El premio anhelado iba sobre su regazo. Sus dedos, como garras, lo aseguraban. Gabriel había completado el reto y lo llevé a la farmacia a comprar el incentivo que le había prometido por cumplir 21 días seguidos de lectura.

Ya íbamos de regreso a la casa, él contento y yo aliviada. Estábamos echando cuentos en el carro, y distraída como me encontraba con su relato, me percaté un poco tarde de que la luz del semáforo se había tornado amarilla. Frené de forma un poco abrupta, lo suficiente para sentir el olor del timón, y extendí mi brazo derecho sobre el pecho de Gabriel, instintivamente.
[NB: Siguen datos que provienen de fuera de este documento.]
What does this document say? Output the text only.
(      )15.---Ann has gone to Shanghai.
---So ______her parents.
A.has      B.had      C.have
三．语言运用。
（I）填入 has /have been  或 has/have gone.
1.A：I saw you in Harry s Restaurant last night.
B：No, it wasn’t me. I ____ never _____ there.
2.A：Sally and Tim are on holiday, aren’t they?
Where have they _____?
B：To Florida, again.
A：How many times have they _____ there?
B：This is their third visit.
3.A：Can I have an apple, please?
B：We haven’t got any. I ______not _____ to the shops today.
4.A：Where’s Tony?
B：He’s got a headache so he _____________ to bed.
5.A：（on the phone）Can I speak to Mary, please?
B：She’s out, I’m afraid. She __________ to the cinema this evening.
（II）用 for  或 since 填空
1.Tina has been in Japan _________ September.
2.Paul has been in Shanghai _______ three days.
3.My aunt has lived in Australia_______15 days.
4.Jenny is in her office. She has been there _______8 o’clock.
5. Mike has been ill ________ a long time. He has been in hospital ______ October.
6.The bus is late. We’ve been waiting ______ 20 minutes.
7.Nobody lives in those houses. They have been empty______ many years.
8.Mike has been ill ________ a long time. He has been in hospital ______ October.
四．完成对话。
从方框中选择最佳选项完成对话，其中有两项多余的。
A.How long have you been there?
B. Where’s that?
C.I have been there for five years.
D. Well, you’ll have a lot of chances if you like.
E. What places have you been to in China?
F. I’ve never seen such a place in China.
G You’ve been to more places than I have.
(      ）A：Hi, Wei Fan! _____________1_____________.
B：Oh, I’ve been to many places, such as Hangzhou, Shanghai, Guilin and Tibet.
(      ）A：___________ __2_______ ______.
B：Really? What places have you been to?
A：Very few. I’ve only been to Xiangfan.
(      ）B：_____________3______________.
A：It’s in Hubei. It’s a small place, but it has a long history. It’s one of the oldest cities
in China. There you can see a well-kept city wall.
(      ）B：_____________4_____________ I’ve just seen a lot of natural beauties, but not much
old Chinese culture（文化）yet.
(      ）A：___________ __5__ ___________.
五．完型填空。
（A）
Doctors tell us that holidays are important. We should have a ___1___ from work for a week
“Mami, o sea, no te agarres de mí”, exclamó mi pequeño narcisista.

“Mi amor, no te estoy agarrando”, le contesté con una sonrisa indignada. “Puse mi brazo para protegerte a ti y evitar que te fueras hacia adelante con el frenazo”.
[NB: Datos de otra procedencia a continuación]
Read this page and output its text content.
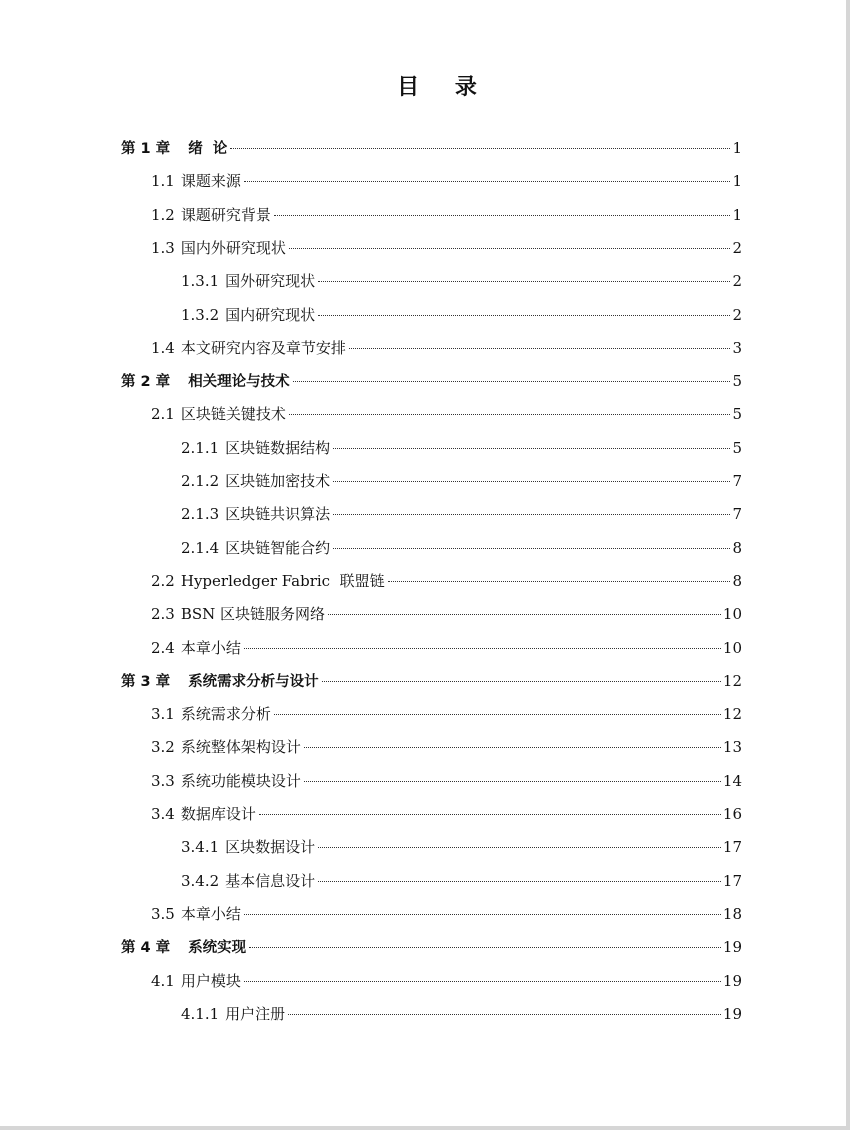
目 录
第 1 章 绪  论	1
1.1 课题来源	1
1.2 课题研究背景	1
1.3 国内外研究现状	2
1.3.1 国外研究现状	2
1.3.2 国内研究现状	2
1.4 本文研究内容及章节安排	3
第 2 章 相关理论与技术	5
2.1 区块链关键技术	5
2.1.1 区块链数据结构	5
2.1.2 区块链加密技术	7
2.1.3 区块链共识算法	7
2.1.4 区块链智能合约	8
2.2 Hyperledger Fabric  联盟链	8
2.3 BSN 区块链服务网络	10
2.4 本章小结	10
第 3 章 系统需求分析与设计	12
3.1 系统需求分析	12
3.2 系统整体架构设计	13
3.3 系统功能模块设计	14
3.4 数据库设计	16
3.4.1 区块数据设计	17
3.4.2 基本信息设计	17
3.5 本章小结	18
第 4 章 系统实现	19
4.1 用户模块	19
4.1.1 用户注册	19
Poco después se iluminó la luz verde y avancé. Pero mientras giraba a la derecha desde la calle 50, mi procesador interno fue dándole forma a una interrogante en mi cabeza.  

¿Qué tan confiado puede ser un niño, como para pensar lo que pensó mi hijo? ¿No puede ver que estaba tratando de ayudarlo a él y no resguardarme a mí? ¿Acaso no es obvio? ¿No se dio cuenta de que si no pongo mi brazo, se pudo haber golpeado?

OK, no le iba a pasar nada. Yo no iba a velocidad y el frenazo no fue tan brusco, pero es el concepto lo que cuenta.

En todos los pasos que voy dando con mis ojos abiertos por la vida, voy recogiendo flores y me tomo el tiempo de olerlas. ¿Y saben qué concluí? Que a veces podemos ser tan petulantes como un niño. Cuando la vida nos frena o retiene, reprochamos injustamente, sin tratar de entender que nos está haciendo el favor de evitar que nos demos de frente.